Paradoxalement, à notre époque marquée par la bellicosité et l’anomie, la violence est le fait des jeunes délinquants, livrés à eux-mêmes, et des policiers, délivrés de toute responsabilité et culpabilité, puisqu’ils ont reçu de l’État français en faillite le permis de tuer. Ce sont ces deux catégories qui alimentent fréquemment les rubriques des faits divers.
Dans cette période de crise et de faillite de l’État capitaliste français, les banlieues suintent la misère, le chômage et l’ennui de tout leur corps social en putréfaction. Une détresse sociale propice aux émeutes. L’action émeutière livrée par des jeunes (actifs, chômeurs ou lycéens), expression de l’impuissance et du désespoir, est compréhensible, même si elle se cantonne à brûler les voitures du voisinage et à dégrader les bâtiments publics de leur commune. En tout état de cause, les émeutes desservent les intérêts des habitants des quartiers populaires.
En revanche, si l’action émeutière dessert totalement les intérêts des habitants des communes populaires, cette violence instrumentalisée permet au pouvoir de justifier le renforcement de son propre arsenal répressif pour prétendument protéger les « bons citoyens », qu’il abandonne du reste à leur misère le reste du temps.

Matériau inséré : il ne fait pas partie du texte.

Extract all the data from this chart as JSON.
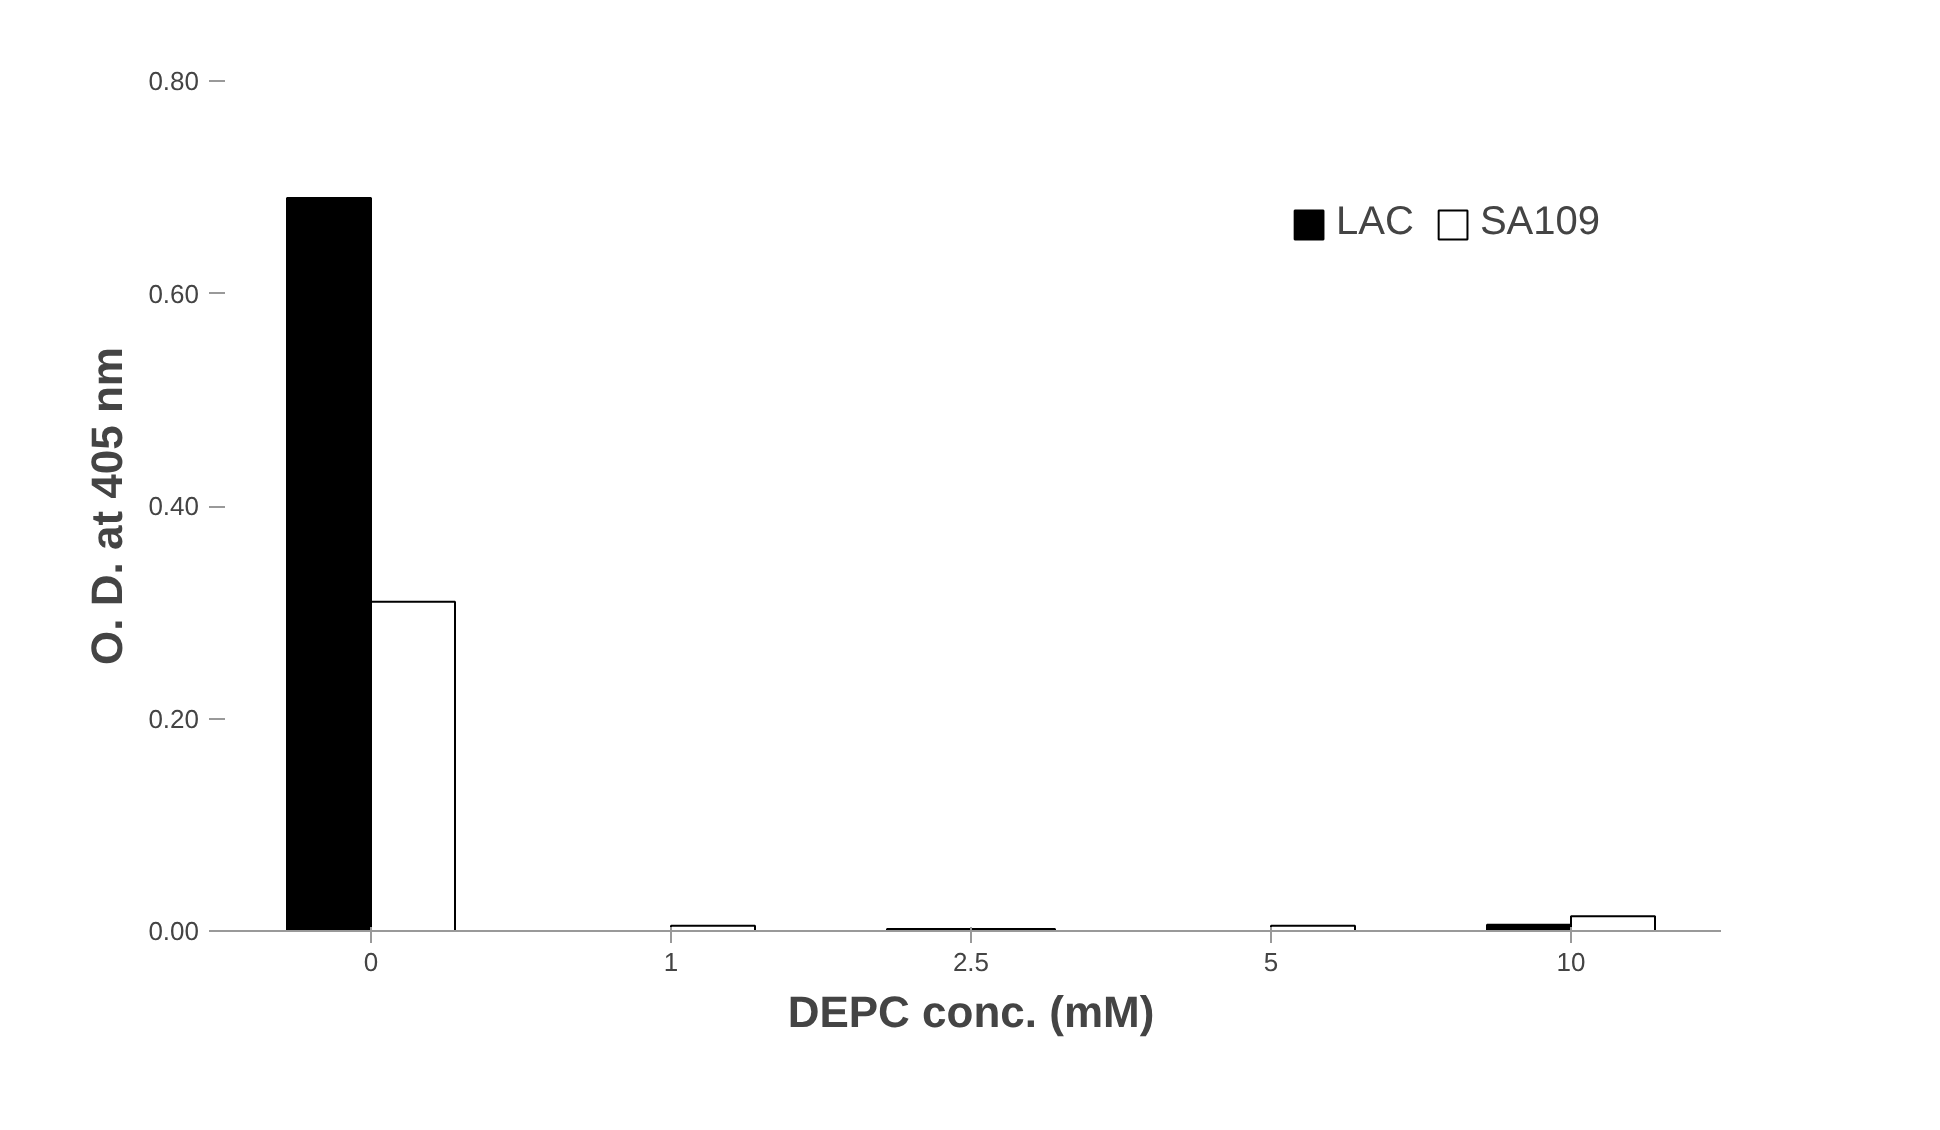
{
  "chart_data": {
    "type": "bar",
    "xlabel": "DEPC conc. (mM)",
    "ylabel": "O. D. at 405 nm",
    "categories": [
      "0",
      "1",
      "2.5",
      "5",
      "10"
    ],
    "series": [
      {
        "name": "LAC",
        "color": "#000000",
        "values": [
          0.69,
          null,
          0.002,
          null,
          0.006
        ]
      },
      {
        "name": "SA109",
        "color": "#ffffff",
        "values": [
          0.31,
          0.005,
          0.002,
          0.005,
          0.014
        ]
      }
    ],
    "ylim": [
      0,
      0.8
    ],
    "yticks": [
      {
        "value": 0,
        "label": "0.00"
      },
      {
        "value": 0.2,
        "label": "0.20"
      },
      {
        "value": 0.4,
        "label": "0.40"
      },
      {
        "value": 0.6,
        "label": "0.60"
      },
      {
        "value": 0.8,
        "label": "0.80"
      }
    ],
    "grid": false,
    "legend": "top right"
  }
}
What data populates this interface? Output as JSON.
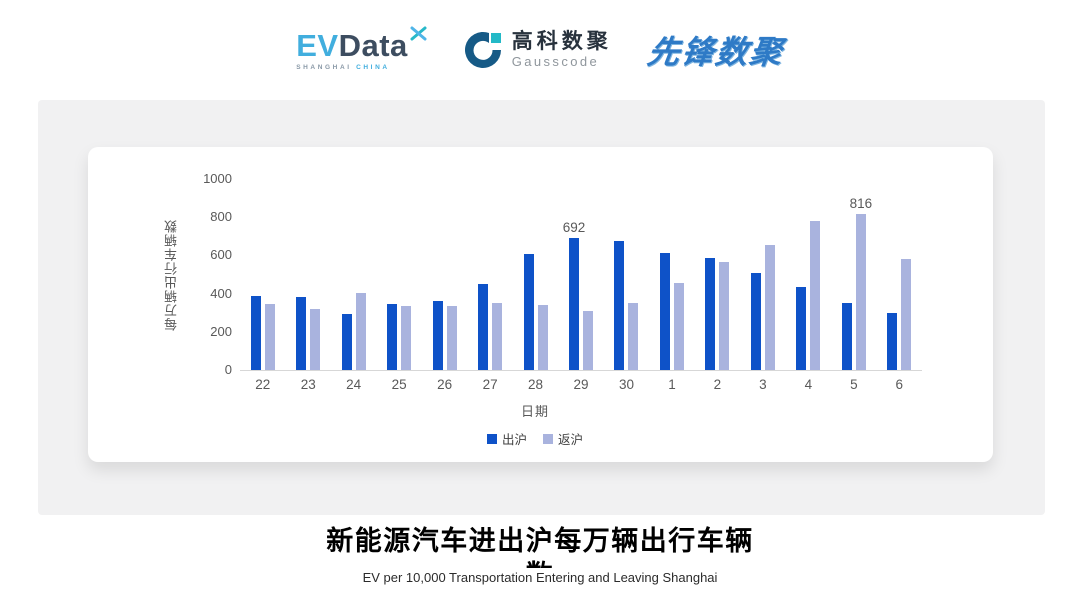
{
  "brand_bar": {
    "evdata_logo": {
      "ev": "EV",
      "data": "Data",
      "sub_shanghai": "SHANGHAI",
      "sub_china": "CHINA"
    },
    "gausscode_logo": {
      "name_cn": "高科数聚",
      "name_en": "Gausscode"
    },
    "xianfeng_logo": {
      "name_cn": "先锋数聚"
    }
  },
  "chart_data": {
    "type": "bar",
    "categories": [
      "22",
      "23",
      "24",
      "25",
      "26",
      "27",
      "28",
      "29",
      "30",
      "1",
      "2",
      "3",
      "4",
      "5",
      "6"
    ],
    "series": [
      {
        "name": "出沪",
        "color": "#0e52c8",
        "values": [
          390,
          383,
          293,
          345,
          360,
          450,
          608,
          692,
          678,
          612,
          588,
          510,
          437,
          353,
          298
        ]
      },
      {
        "name": "返沪",
        "color": "#a9b3de",
        "values": [
          345,
          320,
          403,
          336,
          334,
          350,
          340,
          310,
          353,
          453,
          568,
          655,
          778,
          816,
          582
        ]
      }
    ],
    "annotations": [
      {
        "series_index": 0,
        "point_index": 7,
        "text": "692"
      },
      {
        "series_index": 1,
        "point_index": 13,
        "text": "816"
      }
    ],
    "xlabel": "日期",
    "ylabel": "每万辆出行车辆数",
    "ylim": [
      0,
      1000
    ],
    "yticks": [
      0,
      200,
      400,
      600,
      800,
      1000
    ],
    "legend_position": "bottom",
    "grid": false
  },
  "footer": {
    "title": "新能源汽车进出沪每万辆出行车辆数",
    "subtitle": "EV per 10,000 Transportation Entering and Leaving Shanghai"
  },
  "colors": {
    "series_out": "#0e52c8",
    "series_return": "#a9b3de",
    "axis_line": "#d7d7d7",
    "tick_text": "#595959",
    "card_bg": "#f1f1f2",
    "evdata_blue": "#41aede",
    "evdata_dark": "#3d4d60",
    "gausscode_navy": "#165a86",
    "gausscode_teal": "#23b9c7",
    "xianfeng_blue": "#2e7ac6"
  }
}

In fine, les émeutes génèrent plus de flics et de flicage. Plus de répression policière et de contrôle social.
Une fois les émeutes circonscrites, le calme du cimetière social revenu dans les quartiers insurgés fugacement, mais ravagés durablement, les jeunes comme leurs parents continueront à être pris dans l’étau de la misère et de la répression policière. Pour s’en sortir de ces horreurs socioéconomiques, la bourgeoisie et son État en faillite leur offrent uniquement deux perspectives, deux voies de sorties, échappatoires illusoires, toutes deux nuisibles : le piège émeutier et le piège électoral. En effet, aux provocations policières, les jeunes répondront par une nouvelle révolte désespérée et autodestructrice émeutière ; ou aux promesses alléchantes des politiciens, par la participation aux mascarades électorales. Une chose est sûre, les émeutes constituent le meilleur alibi pour renforcer l’arsenal policier. Et, par conséquent, pérenniser le système d’exploitation et d’oppression capitaliste.